BelgianBiodiversityPlatform / python-dwca-reader

🐍 A Python package to read Darwin Core Archive (DwC-A) files.
BSD 3-Clause "New" or "Revised" License
45 stars 21 forks source link

Using chunksize gives `TypeError: 'TextFileReader' object does not support item assignment` #106

Open nigelcharman opened 5 months ago

nigelcharman commented 5 months ago

We've been using python-dwca-reader with no problems loading about 13k occurrences. We now need to scale it up to load about 3.25m occurrences.

Changing the code from:

        core_df = dwca.pd_read('occurrence.txt', parse_dates=True)

to:

        for chunk in dwca.pd_read('occurrence.txt', parse_dates=True, chunksize=10):
        ...

causes the error:

    ...
    for chunk in dwca.pd_read('occurrence.txt', parse_dates=True, chunksize=10):
                 ^^^^^^^^^^^^^^^^^^^^^^^^^^^^^^^^^^^^^^^^^^^^^^^^^^^^^^^^^^^^^^
  File "/opt/homebrew/opt/asdf/installs/python/3.11.7/lib/python3.11/site-packages/dwca/read.py", line 209, in pd_read
    df[shorten_term(field['term'])] = field_default_value
    ~~^^^^^^^^^^^^^^^^^^^^^^^^^^^^^
TypeError: 'TextFileReader' object does not support item assignment

Looking at gbif-alert, I see that you're using enumerate(dwca) rather than reading it in chunks, so I'll give that a try.
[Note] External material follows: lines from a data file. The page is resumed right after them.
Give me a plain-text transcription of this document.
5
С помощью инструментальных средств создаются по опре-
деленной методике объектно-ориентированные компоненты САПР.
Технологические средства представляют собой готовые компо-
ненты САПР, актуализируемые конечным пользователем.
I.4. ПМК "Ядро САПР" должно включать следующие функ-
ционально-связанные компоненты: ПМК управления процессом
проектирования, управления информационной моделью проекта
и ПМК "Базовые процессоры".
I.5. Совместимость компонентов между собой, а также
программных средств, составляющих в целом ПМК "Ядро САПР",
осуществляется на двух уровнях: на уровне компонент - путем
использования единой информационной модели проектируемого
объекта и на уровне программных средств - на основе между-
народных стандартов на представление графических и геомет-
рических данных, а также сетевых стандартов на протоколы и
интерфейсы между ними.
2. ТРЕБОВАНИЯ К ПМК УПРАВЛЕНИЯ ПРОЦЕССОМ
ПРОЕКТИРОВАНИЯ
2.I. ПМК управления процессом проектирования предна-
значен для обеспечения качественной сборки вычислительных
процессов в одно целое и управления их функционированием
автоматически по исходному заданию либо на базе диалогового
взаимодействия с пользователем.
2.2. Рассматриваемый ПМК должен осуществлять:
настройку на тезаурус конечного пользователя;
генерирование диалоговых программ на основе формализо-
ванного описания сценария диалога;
nigelcharman commented 4 months ago

We're now using enumerate(dwca) so we're in no rush to have this corrected. I'll leave the issue open though in case other people come across it.

niconoe commented 4 months ago

Note to self: it only happens with the combination of chunksize (and probably also the iterator parameter) and the DwCA using default values (because pd_read returns a TextFileReader rather than a regular data frame)
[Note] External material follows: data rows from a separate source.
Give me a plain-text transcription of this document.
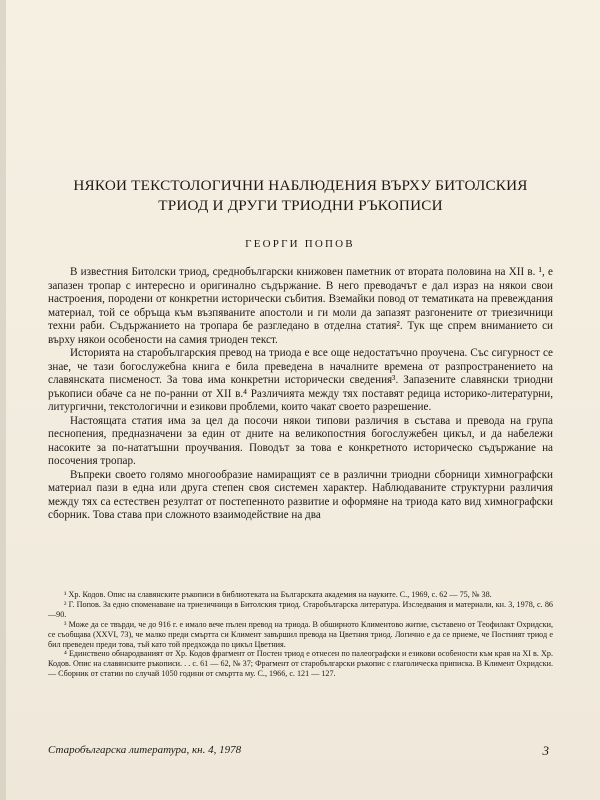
НЯКОИ ТЕКСТОЛОГИЧНИ НАБЛЮДЕНИЯ ВЪРХУ БИТОЛСКИЯ
ТРИОД И ДРУГИ ТРИОДНИ РЪКОПИСИ
ГЕОРГИ ПОПОВ

В известния Битолски триод, среднобългарски книжовен паметник от втората половина на XII в. ¹, е запазен тропар с интересно и оригинално съдържание. В него преводачът е дал израз на някои свои настроения, породени от конкретни исторически събития. Вземайки повод от тематиката на превеждания материал, той се обръща към възпяваните апостоли и ги моли да запазят разгонените от триезичници техни раби. Съдържанието на тропара бе разгледано в отделна статия². Тук ще спрем вниманието си върху някои особености на самия триоден текст.

Историята на старобългарския превод на триода е все още недостатъчно проучена. Със сигурност се знае, че тази богослужебна книга е била преведена в началните времена от разпространението на славянската писменост. За това има конкретни исторически сведения³. Запазените славянски триодни ръкописи обаче са не по-ранни от XII в.⁴ Различията между тях поставят редица историко-литературни, литургични, текстологични и езикови проблеми, които чакат своето разрешение.

Настоящата статия има за цел да посочи някои типови различия в състава и превода на група песнопения, предназначени за един от дните на великопостния богослужебен цикъл, и да набележи насоките за по-нататъшни проучвания. Поводът за това е конкретното историческо съдържание на посочения тропар.

Въпреки своето голямо многообразие намиращият се в различни триодни сборници химнографски материал пази в една или друга степен своя системен характер. Наблюдаваните структурни различия между тях са естествен резултат от постепенното развитие и оформяне на триода като вид химнографски сборник. Това става при сложното взаимодействие на два

¹ Хр. Кодов. Опис на славянските ръкописи в библиотеката на Българската академия на науките. С., 1969, с. 62 — 75, № 38.

² Г. Попов. За едно споменаване на триезичници в Битолския триод. Старобългарска литература. Изследвания и материали, кн. 3, 1978, с. 86—90.

³ Може да се твърди, че до 916 г. е имало вече пълен превод на триода. В обширното Климентово житие, съставено от Теофилакт Охридски, се съобщава (XXVI, 73), че малко преди смъртта си Климент завършил превода на Цветния триод. Логично е да се приеме, че Постният триод е бил преведен преди това, тъй като той предхожда по цикъл Цветния.

⁴ Единствено обнародваният от Хр. Кодов фрагмент от Постен триод е отнесен по палеографски и езикови особености към края на XI в. Хр. Кодов. Опис на славянските ръкописи. . . с. 61 — 62, № 37; Фрагмент от старобългарски ръкопис с глаголическа приписка. В Климент Охридски. — Сборник от статии по случай 1050 години от смъртта му. С., 1966, с. 121 — 127.

Старобългарска литература, кн. 4, 1978	3
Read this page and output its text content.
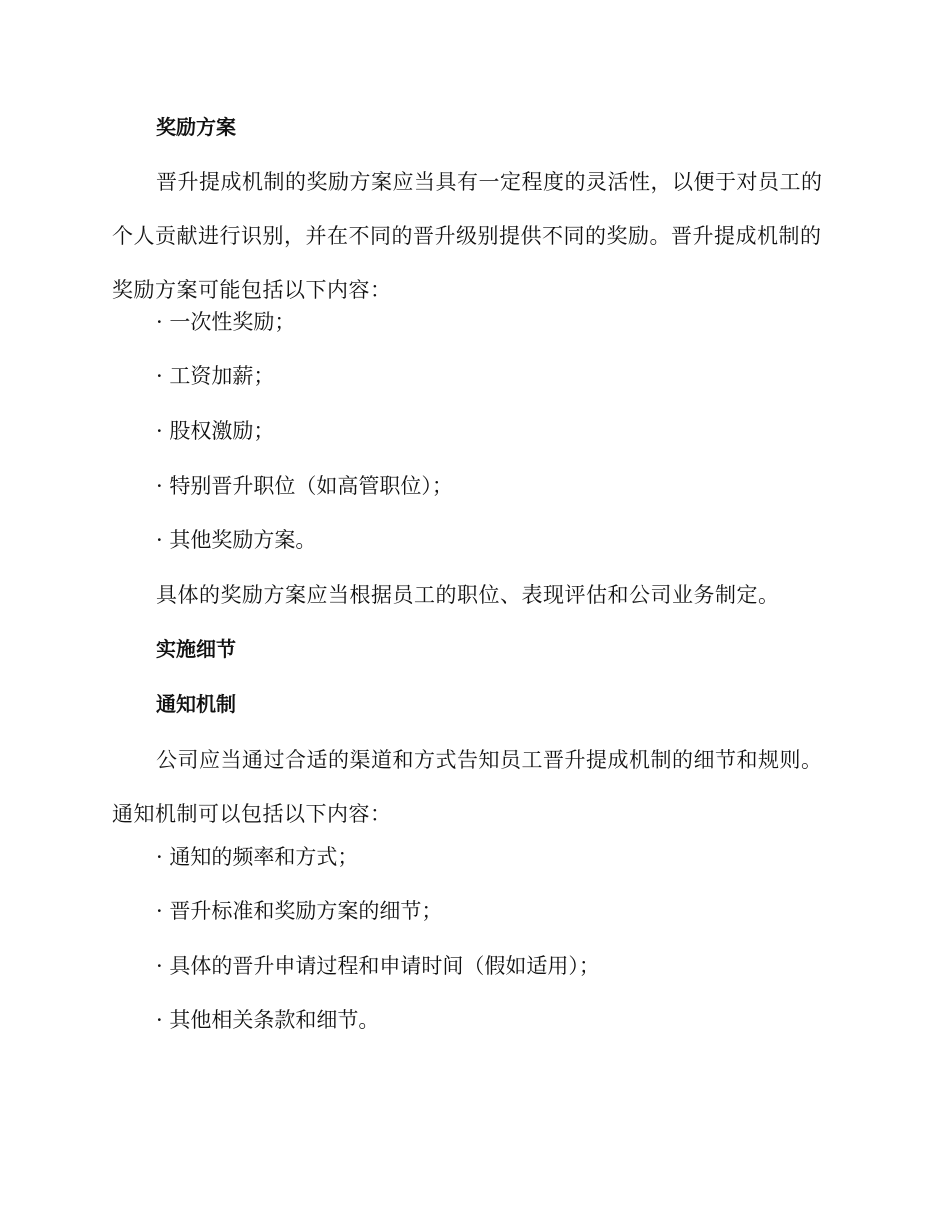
奖励方案

晋升提成机制的奖励方案应当具有一定程度的灵活性，以便于对员工的个人贡献进行识别，并在不同的晋升级别提供不同的奖励。晋升提成机制的奖励方案可能包括以下内容：

· 一次性奖励；

· 工资加薪；

· 股权激励；

· 特别晋升职位（如高管职位）；

· 其他奖励方案。

具体的奖励方案应当根据员工的职位、表现评估和公司业务制定。

实施细节
通知机制

公司应当通过合适的渠道和方式告知员工晋升提成机制的细节和规则。通知机制可以包括以下内容：

· 通知的频率和方式；

· 晋升标准和奖励方案的细节；

· 具体的晋升申请过程和申请时间（假如适用）；

· 其他相关条款和细节。
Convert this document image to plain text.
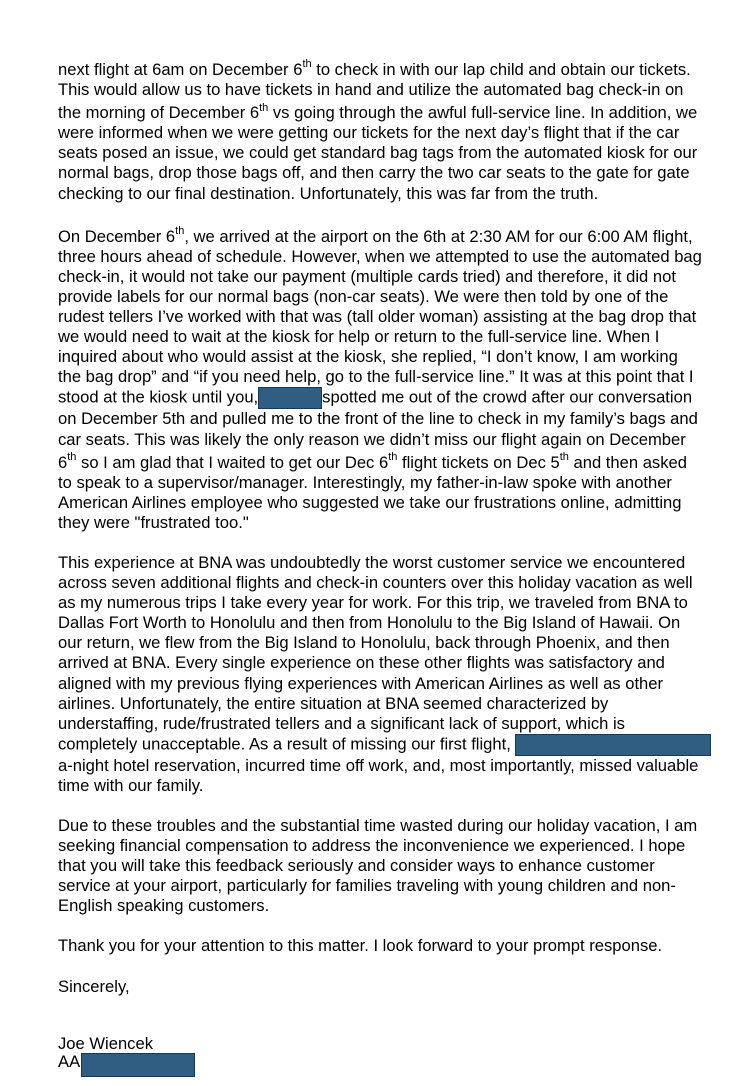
next flight at 6am on December 6th to check in with our lap child and obtain our tickets.

This would allow us to have tickets in hand and utilize the automated bag check-in on

the morning of December 6th vs going through the awful full-service line. In addition, we

were informed when we were getting our tickets for the next day’s flight that if the car

seats posed an issue, we could get standard bag tags from the automated kiosk for our

normal bags, drop those bags off, and then carry the two car seats to the gate for gate

checking to our final destination. Unfortunately, this was far from the truth.

On December 6th, we arrived at the airport on the 6th at 2:30 AM for our 6:00 AM flight,

three hours ahead of schedule. However, when we attempted to use the automated bag

check-in, it would not take our payment (multiple cards tried) and therefore, it did not

provide labels for our normal bags (non-car seats). We were then told by one of the

rudest tellers I’ve worked with that was (tall older woman) assisting at the bag drop that

we would need to wait at the kiosk for help or return to the full-service line. When I

inquired about who would assist at the kiosk, she replied, “I don’t know, I am working

the bag drop” and “if you need help, go to the full-service line.” It was at this point that I

stood at the kiosk until you,	spotted me out of the crowd after our conversation

on December 5th and pulled me to the front of the line to check in my family’s bags and

car seats. This was likely the only reason we didn’t miss our flight again on December

6th so I am glad that I waited to get our Dec 6th flight tickets on Dec 5th and then asked

to speak to a supervisor/manager. Interestingly, my father-in-law spoke with another

American Airlines employee who suggested we take our frustrations online, admitting

they were "frustrated too."

This experience at BNA was undoubtedly the worst customer service we encountered

across seven additional flights and check-in counters over this holiday vacation as well

as my numerous trips I take every year for work. For this trip, we traveled from BNA to

Dallas Fort Worth to Honolulu and then from Honolulu to the Big Island of Hawaii. On

our return, we flew from the Big Island to Honolulu, back through Phoenix, and then

arrived at BNA. Every single experience on these other flights was satisfactory and

aligned with my previous flying experiences with American Airlines as well as other

airlines. Unfortunately, the entire situation at BNA seemed characterized by

understaffing, rude/frustrated tellers and a significant lack of support, which is

completely unacceptable. As a result of missing our first flight,

a-night hotel reservation, incurred time off work, and, most importantly, missed valuable

time with our family.

Due to these troubles and the substantial time wasted during our holiday vacation, I am

seeking financial compensation to address the inconvenience we experienced. I hope

that you will take this feedback seriously and consider ways to enhance customer

service at your airport, particularly for families traveling with young children and non-

English speaking customers.

Thank you for your attention to this matter. I look forward to your prompt response.

Sincerely,

Joe Wiencek

AA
niconoe commented 4 months ago

After careful inspection I can't see any sane way to deal with this specific combination (pd_read returning TextFileReader objects because of its parameters and the DwC-A using default values).

I therefore decided to document the incompatibility + add a human readable exception for that situation. This is also tested.

nigelcharman commented 4 months ago

Would it be worth adding a note to https://python-dwca-reader.readthedocs.io/en/latest/pandas_tutorial.html too? It was this documentation that led me to believe that this combination might be possible.